Lamentations 5 says, “Turn us around and bring us back to You again. That is our only hope. Give us back the joys we used to have”.
That’s a verse about our relationship with God. Ask Him to bring back the joys you used to have in your relationship with Him. Once you’ve done that, ask Him to bring back the joys you used to have in your relationship with other people. Trust God with your feelings. No one is better than God at turning things around.
Then Ask God For His Direction
God is the one who invented relationships – whether it be marriage, families, friendships – yet sometimes we fail to ask the expert for advice when we most need it. He’s willing to give it.
James 1:5-8 (MSG), “If you don’t know what you’re doing, pray to the Father. He loves to help. You’ll get his help, and won’t be condescended to when you ask for it. Ask boldly, believingly, without a second thought. People who ‘worry their prayers’ are like wind-whipped waves. Don’t think you’re going to get anything from the Master that way, adrift at sea, keeping all your options open.”
He will not resent your asking. But when you ask Him, be sure that you expect Him to answer. The key words here are “Ask Him!” How do we get through this problem? Ask Him. What should I say to my children in this situation? How do we get over this block in our friendship? Ask Him! Then note the phrase that follows – “And He will gladly tell you!”
The question we often ask is “How will God tell us His answer?” There are two usual ways in which God does that:
- You hear it through this book, the Bible. This book is filled with advice. Some of it may not be easy to take, but it is good advice, and we would do well to follow it.

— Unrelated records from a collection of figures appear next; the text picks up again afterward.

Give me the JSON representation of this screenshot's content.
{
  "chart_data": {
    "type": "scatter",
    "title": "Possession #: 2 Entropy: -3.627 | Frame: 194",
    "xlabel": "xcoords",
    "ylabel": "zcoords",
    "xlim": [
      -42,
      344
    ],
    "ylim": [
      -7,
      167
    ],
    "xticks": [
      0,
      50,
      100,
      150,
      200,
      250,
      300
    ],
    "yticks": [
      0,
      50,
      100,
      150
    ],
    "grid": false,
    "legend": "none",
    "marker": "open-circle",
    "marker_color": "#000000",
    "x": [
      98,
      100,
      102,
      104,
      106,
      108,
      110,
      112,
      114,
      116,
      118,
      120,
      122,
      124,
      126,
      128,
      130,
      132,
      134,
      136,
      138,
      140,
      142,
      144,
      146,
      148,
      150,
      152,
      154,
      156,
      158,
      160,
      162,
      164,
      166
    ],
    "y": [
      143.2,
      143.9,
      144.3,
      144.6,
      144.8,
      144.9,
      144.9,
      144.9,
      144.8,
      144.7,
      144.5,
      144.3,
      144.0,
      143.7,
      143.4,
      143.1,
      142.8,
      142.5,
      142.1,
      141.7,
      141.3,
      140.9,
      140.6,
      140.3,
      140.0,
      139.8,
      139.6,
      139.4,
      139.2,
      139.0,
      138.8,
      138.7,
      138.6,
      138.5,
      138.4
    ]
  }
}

- The next place you look for help is from other Christians, other people who are trying to follow His word for their lives. I’d look for people who already have some good relationships, a good track record, people who are trying humbly to say, “God, what do You want me to do in my relationships?”
Look To Jesus As Your Example
We need to Look to Jesus as our example. Why do we do that? Because at our core we all struggle with selfishness. All of us do. When we look to Jesus as our example – keeping our eyes firmly fixed on Him, then we will find an example and power that can help us begin to make unselfish choices. And that can create an incredible change in our lives.
Jesus came to live in this world so that you and I could have a relationship with Him here and now. And in our relationship with Him, we can have the power and strength to make at least one more unselfish choice which I might not otherwise make this coming week.
I heard a story this week about a couple of little boys – Kevin, 5, and Ryan, 3 – who are sitting down to breakfast. Their mum is making them pancakes. She brings in the first pancake, and they both grab for it. The mum decides this is a great moment to teach them a moral lesson. She says, “If Jesus were here, He would give His brother the first pancake. Then He’d sit and wait patiently.” So Kevin looks at his little brother and says, “Ryan, you be Jesus!”
Isn’t that one of the great questions of life? Who’s going to be Jesus in your situation- in your relationship? Who is going to be the first to consider the other? Can you be the first to reach out in love and consideration? That’s what Jesus call us to do in all our relationships. You find the power to do that through your relationship with Him.
God, help us to be less selfish in our relationships. Help us to find in You the strength and the power to make unselfish choices. Help us, not only look to You as an example but to find in You somebody who loves us, who’s willing to forgive us, direct and guide us. We ask these things in Jesus’ name. Amen.